LEED 2012 – 3rd Public Comment – WE (Water Efficiency) Section

Discussion of key changes

Key changes in the the WE section of LEED-NC (part of LEED BD&C) in the third public comment draft of LEED 2012 are discussed below. Do you have comments or questions on this draft? Discuss them below with your fellow LEED professionals. Substantive comments submitted here during USGBC's third public comment period here will be submitted to USGBC and considered "official" public comments.

More information on LEED 2012 certification and the third public comment.

A renamed Outdoor Water Use Reduction prerequisite (not “Landscape Water”) has simplified requirements that do not appear to represent significant changes from the second draft. Projects can avoid irrigation entirely or reduce water use for the peak watering month 30% below a baseline established by the WaterSense Water Budget Tool.

The fundamental 20% water reduction baseline is unchanged, but the name is now Indoor Water Use Reduction. As with the second draft, only fixtures in the project scope are covered, not all fixtures in the building, and water-efficiency baselines remain the same from that draft. A new Appliance and Process Water Use Reduction prerequisite has been folded into this prerequisite, bringing minimum performance requirements for some appliances and processes. For example, residential clothes washers and dishwashers must be Energy Star and  commercial clothes washers must be CEE Tier 3A.

The Building-Level Water Metering prerequisite has been moved here from the Performance category, which did not stick in this draft. The gist remains the same: all water conveyed to the project—regardless of source—must be metered. Reporting of metering data, including submeters, to USGBC would be required for five years. Submetering requirements, like those for projects with significant irrigation, have been dropped.

The Outdoor Water Use Reduction credit remains similar to the prerequisite in its use of the WaterSense Water Budget Tool. The basic 50% and 100% reduction thresholds remain unchanged from LEED 2009 and from the first two drafts, but other requirements have been simplified since the last round. For example, not only can playgrounds and athletic fields be excluded from the credit calculations, but best management practices such as metering are no longer required for them.
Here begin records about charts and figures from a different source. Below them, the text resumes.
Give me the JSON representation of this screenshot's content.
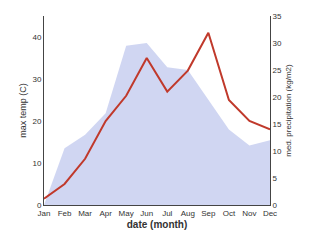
{
  "chart_data": {
    "type": "line",
    "xlabel": "date (month)",
    "ylabel": "max temp (C)",
    "y2label": "med. precipitation (kg/m2)",
    "categories": [
      "Jan",
      "Feb",
      "Mar",
      "Apr",
      "May",
      "Jun",
      "Jul",
      "Aug",
      "Sep",
      "Oct",
      "Nov",
      "Dec"
    ],
    "series": [
      {
        "type": "area",
        "axis": "y2",
        "color": "#aab4e8",
        "values": [
          0,
          10.5,
          13.0,
          17.0,
          29.5,
          30.0,
          25.5,
          25.0,
          19.5,
          14.0,
          11.0,
          12.0
        ]
      },
      {
        "type": "line",
        "color": "#c0392b",
        "values": [
          1.5,
          5.0,
          11.0,
          20.0,
          26.0,
          35.0,
          27.0,
          32.0,
          41.0,
          25.0,
          20.0,
          18.0
        ]
      }
    ],
    "ylim": [
      0,
      45
    ],
    "yticks": [
      0,
      10,
      20,
      30,
      40
    ],
    "y2lim": [
      0,
      35
    ],
    "y2ticks": [
      0,
      5,
      10,
      15,
      20,
      25,
      30,
      35
    ],
    "grid": false
  }
}
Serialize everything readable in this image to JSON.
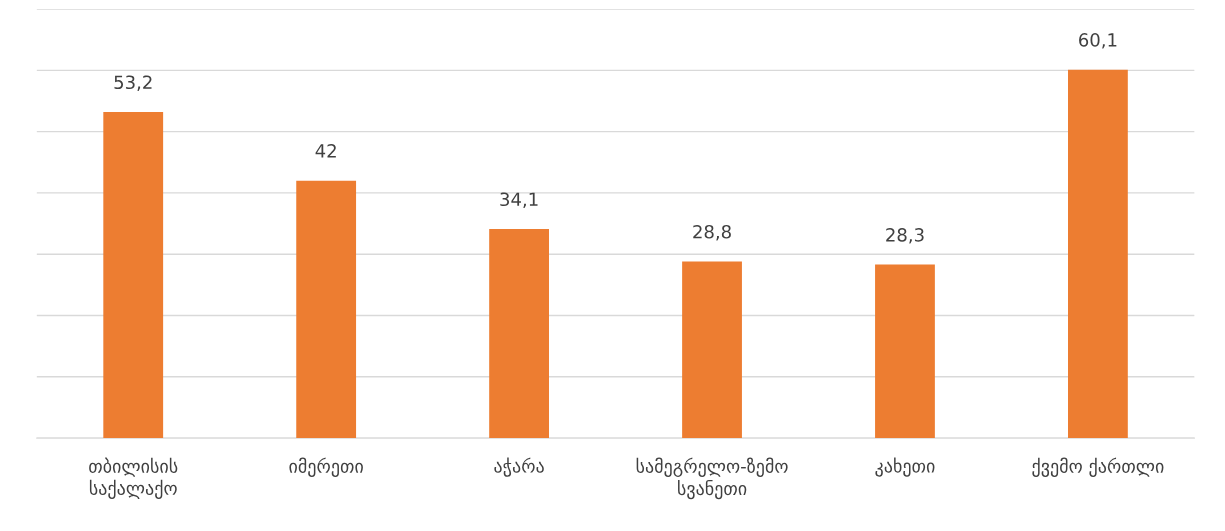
{
  "chart_data": {
    "type": "bar",
    "categories": [
      "თბილისის\nსაქალაქო",
      "იმერეთი",
      "აჭარა",
      "სამეგრელო-ზემო\nსვანეთი",
      "კახეთი",
      "ქვემო ქართლი"
    ],
    "values": [
      53.2,
      42,
      34.1,
      28.8,
      28.3,
      60.1
    ],
    "value_labels": [
      "53,2",
      "42",
      "34,1",
      "28,8",
      "28,3",
      "60,1"
    ],
    "color": "#ed7d31",
    "ylim": [
      0,
      70
    ],
    "yticks": [
      {
        "value": 0,
        "label": null
      },
      {
        "value": 10,
        "label": null
      },
      {
        "value": 20,
        "label": null
      },
      {
        "value": 30,
        "label": null
      },
      {
        "value": 40,
        "label": null
      },
      {
        "value": 50,
        "label": null
      },
      {
        "value": 60,
        "label": null
      },
      {
        "value": 70,
        "label": null
      }
    ],
    "grid": "y",
    "tick_labels": "x"
  }
}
The Indoor Water Use Reduction credit builds on the prerequisite in a straightforward fashion, while also similarly folding in the Additional Appliance and Process Water Use Reduction credit that had been introduced in a previous draft. This portion of the credit creates a menu of choices. Commercial washing machines, commercial kitchen equipment, commercial laboratory and medical equipment, commercial vehicle washing systems, and municipal steam systems all fall under this credit. Earning it means establishing eligibility for a given category (being connected to a municipal steam system, for example), and then meeting specified requirements for all of the given equipment within the project scope. In most cases, that entails meeting efficiency standards; in the case of municipal steam, projects would recover and reuse steam condensate.

The Sustainable Wastewater Management credit (Innovative Wastewater Technologies in LEED 2009) has been dropped from this draft. While USGBC had been developing the credit toward recognizing nutrient recovery from wastewater, it apparently decided that new water-related requirements included elsewhere raise the LEED 2012 bar enough.

One of those places is Cooling Tower Water Use, which is mostly intact from the previous draft, with some simplifications. Requirements for drift eliminators and control of blowdown with conductivity meters are eliminated, for example, while retained requirements focus on control of scale and corrosion in the system.

A Water Metering credit is retained from previous drafts and moved to the WE category from Performance. The current version is a simplification, removing a requirement for remote reporting of data while retaining requirements for submetering that have been jettisoned from the prerequisite, notably submetering for any reclaimed water, domestic hot water, and any boiler with aggregate projected annual water use of 100,000 gallons or more.